Depuis Bunia, capitale de la province de l’Ituri, l’un des cinq territoires touchés par l’épidémie, Julien Harneis, coordonnateur principal de l’ONU contre Ebola, et Carl Skau, directeur exécutif par intérim du Programme alimentaire mondial (PAM), ont lancé un appel urgent à renforcer la riposte face à la crise. Ils soulignent que les moyens actuellement déployés ne parviennent pas à suivre le rythme de l’épidémie.

« Au cours des dernières vingt-quatre heures, cinquante personnes sont mortes d’Ebola en République démocratique du Congo. Et le nombre de cas augmente de façon exponentielle tous les vingt jours », a averti M. Harneis lors d’une visioconférence au point de presse quotidien des Nations Unies à New York. Il a précisé que « cette progression est bien plus rapide que celle de notre réponse. L’écart entre l’épidémie et notre riposte ne cesse donc de se creuser ».

Déclarée le 15 mai, l’épidémie est devenue la plus rapide jamais enregistrée pour le virus Ebola, représentant la plus importante flambée causée par la souche Bundibugyo. Plus de 3 200 personnes ont été infectées, avec un taux de létalité d’environ 40 %. Selon l’Organisation mondiale de la santé (OMS), 48 zones de santé sont désormais touchées, réparties dans les provinces de l’Ituri, du Nord-Kivu, du Sud-Kivu, de Tshopo et du Haut-Uele. Aucun vaccin homologué n’existe encore contre cette variante du virus.

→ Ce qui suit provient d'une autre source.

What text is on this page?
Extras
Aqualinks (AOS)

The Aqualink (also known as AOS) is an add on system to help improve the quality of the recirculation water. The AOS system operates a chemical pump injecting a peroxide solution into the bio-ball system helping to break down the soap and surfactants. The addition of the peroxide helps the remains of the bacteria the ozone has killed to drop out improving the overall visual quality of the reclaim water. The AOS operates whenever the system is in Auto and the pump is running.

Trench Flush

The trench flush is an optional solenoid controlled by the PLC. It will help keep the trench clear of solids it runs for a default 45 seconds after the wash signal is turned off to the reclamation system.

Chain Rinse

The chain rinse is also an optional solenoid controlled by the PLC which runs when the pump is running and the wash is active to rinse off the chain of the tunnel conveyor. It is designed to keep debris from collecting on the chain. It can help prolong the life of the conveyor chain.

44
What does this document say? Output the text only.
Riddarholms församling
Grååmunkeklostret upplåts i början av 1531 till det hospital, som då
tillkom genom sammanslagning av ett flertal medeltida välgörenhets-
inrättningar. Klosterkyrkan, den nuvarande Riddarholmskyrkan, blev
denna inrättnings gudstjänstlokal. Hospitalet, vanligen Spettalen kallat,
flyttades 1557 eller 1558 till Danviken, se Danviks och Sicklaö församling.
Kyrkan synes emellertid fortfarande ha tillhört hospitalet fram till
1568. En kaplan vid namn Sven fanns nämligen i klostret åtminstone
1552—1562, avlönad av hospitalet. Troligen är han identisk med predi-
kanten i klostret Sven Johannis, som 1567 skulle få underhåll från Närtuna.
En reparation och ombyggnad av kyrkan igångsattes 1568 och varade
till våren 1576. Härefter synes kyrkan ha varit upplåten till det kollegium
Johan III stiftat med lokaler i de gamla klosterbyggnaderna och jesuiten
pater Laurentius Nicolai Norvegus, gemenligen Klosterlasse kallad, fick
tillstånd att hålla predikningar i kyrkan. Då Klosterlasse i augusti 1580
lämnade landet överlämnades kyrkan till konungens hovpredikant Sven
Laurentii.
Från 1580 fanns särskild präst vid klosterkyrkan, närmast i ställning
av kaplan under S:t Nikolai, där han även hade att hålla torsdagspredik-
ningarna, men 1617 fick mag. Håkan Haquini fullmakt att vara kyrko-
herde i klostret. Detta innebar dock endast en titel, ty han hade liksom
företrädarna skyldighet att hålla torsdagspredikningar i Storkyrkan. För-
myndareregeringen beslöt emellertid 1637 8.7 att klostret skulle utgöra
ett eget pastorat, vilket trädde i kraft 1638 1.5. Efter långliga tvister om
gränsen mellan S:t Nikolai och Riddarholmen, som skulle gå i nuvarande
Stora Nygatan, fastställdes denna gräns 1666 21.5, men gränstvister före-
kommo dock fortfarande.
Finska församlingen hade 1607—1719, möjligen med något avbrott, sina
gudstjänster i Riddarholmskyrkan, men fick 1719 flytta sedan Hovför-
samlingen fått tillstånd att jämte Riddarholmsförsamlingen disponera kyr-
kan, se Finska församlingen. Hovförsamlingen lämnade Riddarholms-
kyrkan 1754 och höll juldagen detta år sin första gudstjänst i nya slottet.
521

Un des défis majeurs consiste à convaincre les malades de se rendre dans les centres de traitement avant qu’il ne soit trop tard. Actuellement, près de 60 % des décès surviennent au sein des communautés, souvent à domicile, où les proches soignent les malades sans protection. C’est après le décès que la charge virale atteint son niveau le plus élevé, augmentant les risques de contamination.

La défiance envers les soins médicaux est exacerbée par une situation humanitaire déjà précaire. « Les gens sont épuisés », a déclaré Carl Skau. Près de sept millions de personnes ont été déplacées par les conflits dans l’est de la RDC, dont deux millions dans la province d’Ituri. La région est également confrontée à une insécurité alimentaire aiguë, avec 1,9 million de personnes vivant en situation de crise alimentaire, et plus de 2,65 millions souffrant d’insécurité alimentaire aiguë.

Pour répondre à cette crise, le PAM a distribué près de 160 000 repas chauds et des colis alimentaires à environ 20 000 familles confinées. Cependant, le plan de réponse humanitaire pour la RDC, évalué à 2,1 milliards de dollars, n’est financé qu’à 45 %. Le PAM réclame 76 millions de dollars pour soutenir ses opérations logistiques et alimentaires.

Les responsables de l’ONU mettent en garde contre le risque croissant de propagation de l’épidémie au-delà des frontières si la situation continue de se détériorer. L’appel à la paix et à la sécurité résonne chez les habitants et les humanitaires, témoignant de l’urgence d’une réponse coordonnée face à cette crise multidimensionnelle.